BurntSushi / goim

Goim is a robust command line utility to maintain and query the Internet Movie Database (IMDb).
The Unlicense
117 stars 9 forks source link

temporal data #2

Open BurntSushi opened 10 years ago

BurntSushi commented 10 years ago

Try to see if temporal data can be added to the Goim database. It appears that temporal data is available for some categories via the diffs that IMDb releases.

This will complicate some parts of the schema and the code that queries it, but I don't expect it to be overwhelming. Notably, this would apply to categories where temporal data is particularly useful, like the ratings list (which stores IMDb movie ranks and votes). This would not include things like movies. I don't think we care if a certain movie or episode was in IMDb at one point and not another. Plus, we need to be reserved about temporal data for movies/episodes/actors/etc, since it would explode the storage requirements.

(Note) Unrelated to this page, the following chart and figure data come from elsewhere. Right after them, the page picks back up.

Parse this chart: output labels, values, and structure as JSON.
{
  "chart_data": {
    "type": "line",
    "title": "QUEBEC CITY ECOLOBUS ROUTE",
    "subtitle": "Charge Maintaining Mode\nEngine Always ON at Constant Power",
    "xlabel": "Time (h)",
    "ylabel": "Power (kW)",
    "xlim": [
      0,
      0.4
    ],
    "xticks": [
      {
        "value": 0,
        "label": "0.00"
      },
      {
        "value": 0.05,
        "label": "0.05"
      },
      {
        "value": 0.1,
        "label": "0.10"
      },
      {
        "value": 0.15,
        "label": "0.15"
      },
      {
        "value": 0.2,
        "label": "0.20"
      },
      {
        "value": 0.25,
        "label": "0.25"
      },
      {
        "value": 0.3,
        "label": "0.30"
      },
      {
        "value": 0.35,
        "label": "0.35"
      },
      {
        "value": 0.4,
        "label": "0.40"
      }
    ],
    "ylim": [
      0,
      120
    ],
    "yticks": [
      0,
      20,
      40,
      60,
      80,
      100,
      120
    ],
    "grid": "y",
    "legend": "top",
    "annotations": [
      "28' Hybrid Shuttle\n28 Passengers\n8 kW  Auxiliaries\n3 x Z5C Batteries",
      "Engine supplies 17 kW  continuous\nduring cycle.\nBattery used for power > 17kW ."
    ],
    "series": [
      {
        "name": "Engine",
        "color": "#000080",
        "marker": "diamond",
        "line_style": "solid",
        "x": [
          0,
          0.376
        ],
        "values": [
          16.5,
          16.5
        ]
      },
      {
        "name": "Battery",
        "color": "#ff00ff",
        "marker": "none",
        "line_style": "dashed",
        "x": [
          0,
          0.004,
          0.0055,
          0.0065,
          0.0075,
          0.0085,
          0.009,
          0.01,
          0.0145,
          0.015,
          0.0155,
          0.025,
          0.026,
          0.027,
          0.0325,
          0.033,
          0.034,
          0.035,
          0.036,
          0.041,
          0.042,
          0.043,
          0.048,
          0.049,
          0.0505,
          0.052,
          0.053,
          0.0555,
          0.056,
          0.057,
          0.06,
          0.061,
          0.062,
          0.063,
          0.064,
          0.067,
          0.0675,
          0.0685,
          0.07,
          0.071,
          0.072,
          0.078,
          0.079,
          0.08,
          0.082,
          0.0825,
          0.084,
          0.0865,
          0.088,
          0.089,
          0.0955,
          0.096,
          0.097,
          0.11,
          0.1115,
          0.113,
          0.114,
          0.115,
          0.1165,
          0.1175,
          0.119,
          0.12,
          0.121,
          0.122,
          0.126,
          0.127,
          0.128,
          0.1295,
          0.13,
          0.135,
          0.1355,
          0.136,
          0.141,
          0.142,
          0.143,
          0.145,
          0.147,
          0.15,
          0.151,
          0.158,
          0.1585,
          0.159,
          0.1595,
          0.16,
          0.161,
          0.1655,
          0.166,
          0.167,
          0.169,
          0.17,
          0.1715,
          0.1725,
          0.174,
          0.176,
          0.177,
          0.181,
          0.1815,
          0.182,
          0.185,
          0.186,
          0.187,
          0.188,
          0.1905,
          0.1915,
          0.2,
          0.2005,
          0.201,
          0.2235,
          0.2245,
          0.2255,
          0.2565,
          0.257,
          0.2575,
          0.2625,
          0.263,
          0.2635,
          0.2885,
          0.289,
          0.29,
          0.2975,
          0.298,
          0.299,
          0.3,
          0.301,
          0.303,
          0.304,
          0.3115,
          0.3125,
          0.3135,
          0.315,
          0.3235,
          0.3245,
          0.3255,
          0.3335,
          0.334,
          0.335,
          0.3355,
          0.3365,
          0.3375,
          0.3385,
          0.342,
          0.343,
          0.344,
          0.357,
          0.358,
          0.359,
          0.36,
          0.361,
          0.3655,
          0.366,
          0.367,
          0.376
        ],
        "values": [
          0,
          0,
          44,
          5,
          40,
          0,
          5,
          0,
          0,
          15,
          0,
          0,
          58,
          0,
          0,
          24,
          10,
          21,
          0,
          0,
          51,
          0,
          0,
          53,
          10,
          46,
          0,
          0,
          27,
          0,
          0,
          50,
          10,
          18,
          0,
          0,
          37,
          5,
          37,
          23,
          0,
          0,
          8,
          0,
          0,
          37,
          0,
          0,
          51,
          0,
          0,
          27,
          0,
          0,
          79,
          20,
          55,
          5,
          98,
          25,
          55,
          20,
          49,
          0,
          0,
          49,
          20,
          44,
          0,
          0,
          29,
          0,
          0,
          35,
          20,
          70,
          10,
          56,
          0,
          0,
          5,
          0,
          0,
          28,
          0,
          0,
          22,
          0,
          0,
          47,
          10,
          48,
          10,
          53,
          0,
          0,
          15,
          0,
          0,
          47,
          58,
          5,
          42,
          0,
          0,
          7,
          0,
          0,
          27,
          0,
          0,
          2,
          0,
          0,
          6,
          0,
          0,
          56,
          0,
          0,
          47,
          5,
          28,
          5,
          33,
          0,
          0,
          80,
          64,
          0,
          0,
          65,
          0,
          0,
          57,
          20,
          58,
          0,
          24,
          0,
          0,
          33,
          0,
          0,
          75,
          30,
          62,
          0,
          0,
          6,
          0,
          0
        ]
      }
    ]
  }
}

Note that the presence of diffs may seem like it'd be a good idea to use them to update the database too, since it requires a lot less downloading. But I'm not sure it's possible for all lists. Notably, I don't think it's reasonably possible for the biggest lists like actors and actresses without some serious legwork. These lists require some context to specify which credits belong to actors, and diffs don't provide it. I think the only way to get it would be to start with a master copy, establish context and apply the diffs in such a way as to preserve context.